Interplay between the Brassica napus phytoglobin (BnPgb1), folic acid, and antioxidant responses enhances plant tolerance to waterlogging

Oxygen deprivation by waterlogging reduces the productivity of several crop species, including the oil-producing crop Brassica napus L., which is highly sensitive to excess moisture. Among factors induced by oxygen deficiency are phytoglobins (Pgbs), heme-containing proteins known to ameliorate the response of plants to the stress. This study examined the early responses to waterlogging in B. napus plants over-expressing or down-regulating the class 1 (BnPgb1) and class 2 (BnPgb2) Pgbs. The depression of gas exchange parameters and plant biomass was exacerbated by the suppression of BnPgb1, while suppression of BnPgb2 did not evoke any changes. This suggests that natural occurring levels of BnPgb1 (but not BnPg2) are required for the response of the plants to waterlogging. Typical waterlogging symptoms, including the accumulation of reactive oxygen species (ROS) and the deterioration of the root apical meristem (RAM) were attenuated by over-expression of BnPgb1. These effects were associated with the activation of antioxidant system and the transcriptional induction of folic acid (FA).
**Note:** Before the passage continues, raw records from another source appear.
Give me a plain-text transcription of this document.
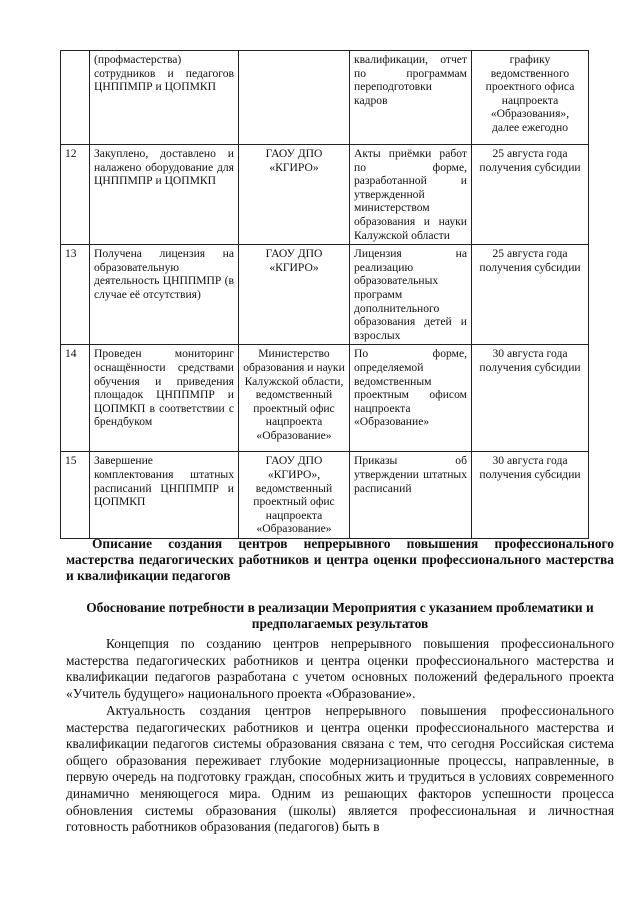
	(профмастерства) сотрудников и педагогов ЦНППМПР и ЦОПМКП		квалификации, отчет по программам переподготовки кадров	графику ведомственного проектного офиса нацпроекта «Образования», далее ежегодно
12	Закуплено, доставлено и налажено оборудование для ЦНППМПР и ЦОПМКП	ГАОУ ДПО «КГИРО»	Акты приёмки работ по форме, разработанной и утвержденной министерством образования и науки Калужской области	25 августа года получения субсидии
13	Получена лицензия на образовательную деятельность ЦНППМПР (в случае её отсутствия)	ГАОУ ДПО «КГИРО»	Лицензия на реализацию образовательных программ дополнительного образования детей и взрослых	25 августа года получения субсидии
14	Проведен мониторинг оснащённости средствами обучения и приведения площадок ЦНППМПР и ЦОПМКП в соответствии с брендбуком	Министерство образования и науки Калужской области, ведомственный проектный офис нацпроекта «Образование»	По форме, определяемой ведомственным проектным офисом нацпроекта «Образование»	30 августа года получения субсидии
15	Завершение комплектования штатных расписаний ЦНППМПР и ЦОПМКП	ГАОУ ДПО «КГИРО», ведомственный проектный офис нацпроекта «Образование»	Приказы об утверждении штатных расписаний	30 августа года получения субсидии
Описание создания центров непрерывного повышения профессионального мастерства педагогических работников и центра оценки профессионального мастерства и квалификации педагогов
Обоснование потребности в реализации Мероприятия с указанием проблематики и предполагаемых результатов

Концепция по созданию центров непрерывного повышения профессионального мастерства педагогических работников и центра оценки профессионального мастерства и квалификации педагогов разработана с учетом основных положений федерального проекта «Учитель будущего» национального проекта «Образование».

Актуальность создания центров непрерывного повышения профессионального мастерства педагогических работников и центра оценки профессионального мастерства и квалификации педагогов системы образования связана с тем, что сегодня Российская система общего образования переживает глубокие модернизационные процессы, направленные, в первую очередь на подготовку граждан, способных жить и трудиться в условиях современного динамично меняющегося мира. Одним из решающих факторов успешности процесса обновления системы образования (школы) является профессиональная и личностная готовность работников образования (педагогов) быть в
Pharmacological treatments revealed that high levels of FA were sufficient to revert the inhibitory effect of waterlogging, suggesting that the interplay between BnPgb1, antioxidant responses and FA might contribute to plant tolerance to waterlogging stress.

Automated summary

Oxygen deprivation caused by waterlogging reduces crop productivity, including the oil-producing crop Brassica napus L. This study investigated the early responses of B. napus plants to waterlogging by over-expressing or down-regulating class 1 (BnPgb1) and class 2 (BnPgb2) phytoglobins (Pgbs). Suppression of BnPgb1 exacerbated the decrease in gas exchange parameters and plant biomass, while suppression of BnPgb2 had no effect. Over-expression of BnPgb1 attenuated waterlogging symptoms and activated the antioxidant system and transcriptional induction of folic acid (FA), which could contribute to plant tolerance to waterlogging stress.